Lompat ke konten Lompat ke sidebar Lompat ke footer

Jual Buku Pembantaian Timor Timur: Horor Masyarakat Internasional

Judul: Pembantaian Timor Timur: Horor Masyarakat Internasional
Penulis: Joseph Nevins
Penerbit: Galang Press, 2008
Tebal: 376 Halaman
Kondisi: Stok lama (bagus)
Harga: Rp. 60.000 (blm ongkir)
Order: SMS/WA 085225918312


Timor Timur merdeka dari Indonesia setelah mereka menentukan nasib sendiri dengan referendum 30 Agustus 1999. Kemerdekaan yang berdarah-darah. Puncaknya meledak seusai pengumuman jajak pendapat pada 4 September tahun itu. Bagitu rakyat Timor Timur menyatakan keinginannya melepaskan diri dari belenggu Indonesia selama 24 tahun, kerusuhan massa pecah di mana-mana. Kelompok paramiliter muncul di mana-mana, bikin onar, dan membantai orang-orang yang memperjuangkan kemerdekaan. Sejak itu Timor timur kembali ke titik nol. Tiga tahun kemudian, 20 Mei 2002, ia merdeka. Dengan luka yang menganga tentu saja. Luka itu jelas menunjukkan bagaimana kejamnya perlakuan yang ia terima selama menjadi provinsi termuda di Indonesia. Ia sempat berada di `titik minus` peradaban. Bahkan sempat `hilang` dari jejak kemanusiaan, terusir dari tanahnya sendiri.

Banjir Darah di Timor Timur
Dahulu wilayah Timor Timur sempat menjadi provinsi termuda di Indonesia. Namun, setelah jajak pendapat dan banyak warga yang menghendaki lepas dari wilayah NKRI, Timor Timur akhirnya memilih menjemput kemerdekaannya. Tepat pada 20 Mei 2002 Timor Timur menghibarkan bendera kemerdekaan setelah penyerahan pemerintahan oleh UNTAET (United Nations Transitional Administration in East Timor – Pemerintahan Peralihan Perserikatan Bangsa-Bangsa di Timor Timur) kepada Kepala Pemerintahan terpilih.
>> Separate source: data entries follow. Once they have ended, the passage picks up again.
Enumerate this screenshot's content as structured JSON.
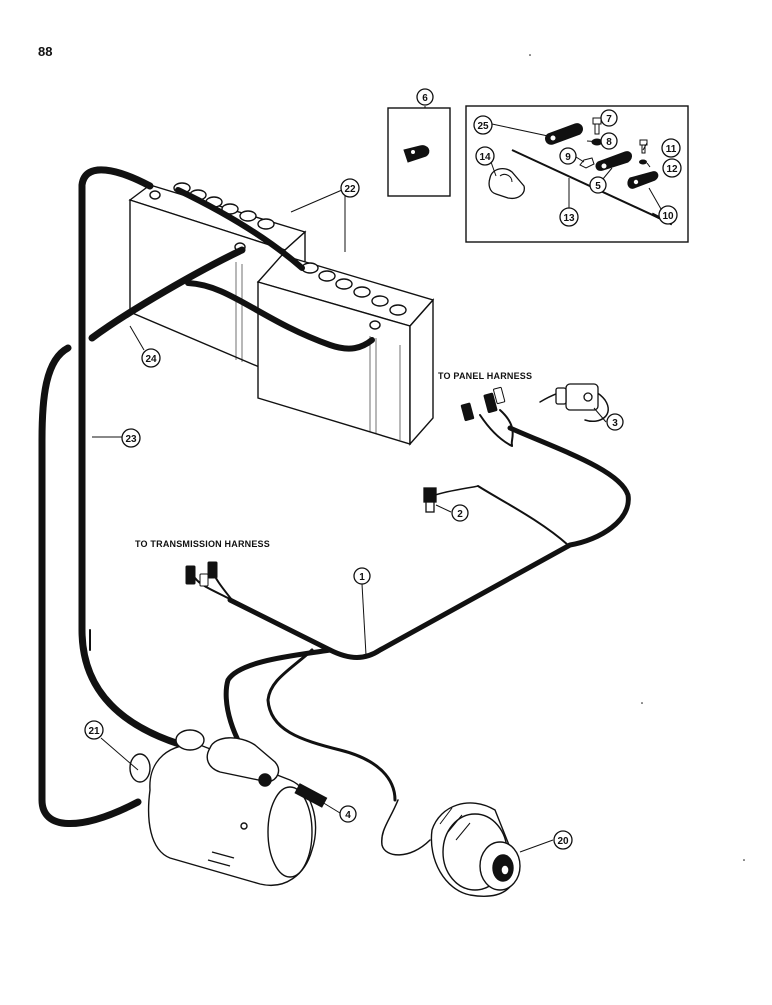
{
  "page_number": "88",
  "labels": {
    "panel_harness": "TO PANEL HARNESS",
    "transmission_harness": "TO TRANSMISSION HARNESS"
  },
  "callouts": {
    "c1": "1",
    "c2": "2",
    "c3": "3",
    "c4": "4",
    "c5": "5",
    "c6": "6",
    "c7": "7",
    "c8": "8",
    "c9": "9",
    "c10": "10",
    "c11": "11",
    "c12": "12",
    "c13": "13",
    "c14": "14",
    "c20": "20",
    "c21": "21",
    "c22": "22",
    "c23": "23",
    "c24": "24",
    "c25": "25"
  },
  "colors": {
    "ink": "#111111",
    "paper": "#ffffff"
  }
}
Selepas merdeka, bangsa Timor Timur sedikit bernafas lega. Kebebasan, perdamaian, ketenangan, serta harapan-harapan menatap masa depan mulai terpancar dari wajah-wajah anak-anak bangsa. Namun, sesekali hela nafas mereka diselimuti kecemasan, perasaan takut, serta trauma yang mendalam. Mereka begitu tercekam perasannya ketika teringat peristiwa masa lalu. Darah membanjir, nyawa melayang, jeritan tangis anak-anak dan wanita memecah kesunyian, beribu rumah dibakar, dan beribu orang mencari perlindungan. Timor Timur benar-benar dalam penderitaan. Dan keadaan itu terus berlanjut sampai saat mereka menerobos lorong kemerdekaan.

Tragedi yang begitu pilu dan mengiris jiwa sehingga tak sepatah kata pun mampu mengungkap kegetirannya akan dikupas tuntas dalam buku ini. Buku dengan judul Pembantain Timor Timur; Horor Masyarakat Internasional yang ditulis Joseph Nevins ini adalah sebuah rekaman sejarah yang diperoleh penulisnya lewat penelusuran panjang. Joseph Nevins rela menghabiskan waktunya untuk menelusuri lorong-lorong, gang-gang, serta jalanan lengang di Timor Timur untuk mencatat fakta dan mencari sejarah. Ia juga mendatangi sejumlah rumah, gereja, dan tempat-tempat yang pernah terluka serta melakukan wawancara dengan sejumlah penduduk kampung untuk mencari keterangan. Bahkan tak segan-segan ia menelusuri sumber-sumber data Internasional dari perwakilan PBB yang ada di sana.

Tragedi Berdarah
Semenjak Timor Timur lepas dari cengkeraman Portugis, aroma kecemasan tidak seketika berakhir. Timor Timur harus menghadapi sejumlah agenda kekejaman dari para tentara Republik Indonesia. Terbilang, kekejaman yang paling banyak membawa korban adalah periode September-Oktober 1999. Periode ini adalah masa di mana Timor Timur melakukan jajak pendapat. Awalnya, jajak pendapat dilakukan setelah Presiden BJ. Habibie mengeluarkan sebuah referendum pada 27 Januari 1999. Dalam referendum tersebut BJ. Habibie menawarkan dua opsi yaitu memberikan otonomi khusus atau melepas Timor Timur dari NKRI.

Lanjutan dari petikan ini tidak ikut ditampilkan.